Monday, January 25, 2010

Mike Koke on Paul's Calling/Conversion

Mike Koke asks whether or not Paul was called or converted, an issue I've addressed quite heavily in the past. Here's the comment I left for Mike, but with added links to older blogposts on the subject.
The biggest problem in the 'conversion/calling' debate is the question of perspective. Paul describes his calling in a prophetic way, but that's not the end of the story because his opponents could readily deny his claims and say he actually taught apostacy. And in view of texts like Philip 3, in which he cheerfully writes off his heritage as excrement in view of the Christ event, I think it's entirely reasonable to speak, objectively, of Paul's conversion.

Then there's the technicality of the structure of Hellenistic Judaism which further blurs distinctions between 'calling' and 'conversion'. Zeba Crook argued that by this time, it was possible to speak of someone being called and thus converted: Paul was invoking the call of the divine patron-benefactor (which involved conversion by definition) and the call of the prophets at the same time.

As for why Paul initially persecuted Christians, Fredriksen dismisses the issue of indiscriminate table-fellowship too lightly. In my view that stands as the best reason, and thus precisely why Paul did an about-face on this issue: like many converts, he was attracted to what repulsed him.

The other two reasons commonly advanced for Paul's persecuting the Christians — for belief in a crucified messiah, or for politically subversive reputation — aren't as impressive, especially the first which is too abstract and doesn't do justice the diversity of messianic beliefs at the time. The second (advance by Fredriksen) is admittedly more plausible, but one would think that whatever political misunderstandings were (understandably) fueled during Jesus' final week during passover would be increasingly corrected and put into perspective.

4 Comments:

Anonymous Mike Kok said...

Thanks Loren for the interaction with the post and I enjoyed reading through your links on this issue. I have responded a bit more on my own post. Do you take up this issue more in your forthcoming Paul book?

1/25/2010  
Blogger Loren Rosson III said...

Oh yes, Mike. I'm dealing with the issue of conversion at some length in the book.

1/25/2010  
Anonymous Ken said...

Loren... I'm curious about the 'motive' issue. It seems to me that Paul has a religious or ecstatic experience that significantly changes his orientation. The 'motives' you've provided seem either overly cynical or dismissive of religious experience. I'm not trying to defend a 'Christian' perspective here; rather religious experience in general as a bonafide human phenomenon.
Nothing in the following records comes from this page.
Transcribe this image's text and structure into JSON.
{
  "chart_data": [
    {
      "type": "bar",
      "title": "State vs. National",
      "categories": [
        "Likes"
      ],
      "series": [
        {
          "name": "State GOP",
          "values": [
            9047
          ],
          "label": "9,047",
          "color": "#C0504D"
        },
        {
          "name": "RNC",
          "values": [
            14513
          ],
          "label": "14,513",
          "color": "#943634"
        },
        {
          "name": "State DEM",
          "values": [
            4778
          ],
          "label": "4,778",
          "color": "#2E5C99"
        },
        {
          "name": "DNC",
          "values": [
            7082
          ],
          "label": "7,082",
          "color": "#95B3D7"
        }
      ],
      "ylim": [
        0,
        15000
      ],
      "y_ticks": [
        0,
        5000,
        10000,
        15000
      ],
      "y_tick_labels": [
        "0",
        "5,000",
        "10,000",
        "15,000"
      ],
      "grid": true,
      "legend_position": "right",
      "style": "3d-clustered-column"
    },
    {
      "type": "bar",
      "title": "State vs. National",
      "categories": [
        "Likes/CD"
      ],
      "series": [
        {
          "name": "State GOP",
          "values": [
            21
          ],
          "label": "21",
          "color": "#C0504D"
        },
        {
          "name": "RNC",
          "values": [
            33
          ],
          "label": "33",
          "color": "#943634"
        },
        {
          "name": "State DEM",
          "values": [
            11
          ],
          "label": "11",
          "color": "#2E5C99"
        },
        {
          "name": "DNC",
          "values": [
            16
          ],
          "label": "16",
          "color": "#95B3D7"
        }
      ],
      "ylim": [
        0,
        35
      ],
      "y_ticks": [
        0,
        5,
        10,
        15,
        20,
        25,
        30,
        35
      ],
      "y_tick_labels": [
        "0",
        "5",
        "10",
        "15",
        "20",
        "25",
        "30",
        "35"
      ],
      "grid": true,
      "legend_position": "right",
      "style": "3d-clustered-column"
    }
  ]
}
Don't you think people can experience/interpret events as supernatural in origin, particularly when they are religious already, and be so impressed by those experiences that they significantly alter their worldview in seemingly and otherwise inexplicable ways?

1/27/2010  
Blogger Loren Rosson III said...

Ken,

I'm not clear to which comments you're referring. Is it the review of Zeba Crook's book, which focuses on the "balance sheet" question ("What's in it for me?")? I've never intended to deny a genuine ecstatic experience on Paul's part (which he understood in supernatural terms), only to emphasize other factors too. I don't see Crook as denying it either, since he emphasizes as the first stage of a "balance-sheet" psychology, the unanticipated call of the patron who gives the client a benefaction. That's where it all starts, though yes, there are self-serving motives and interests which inevitably follow from that point of origin.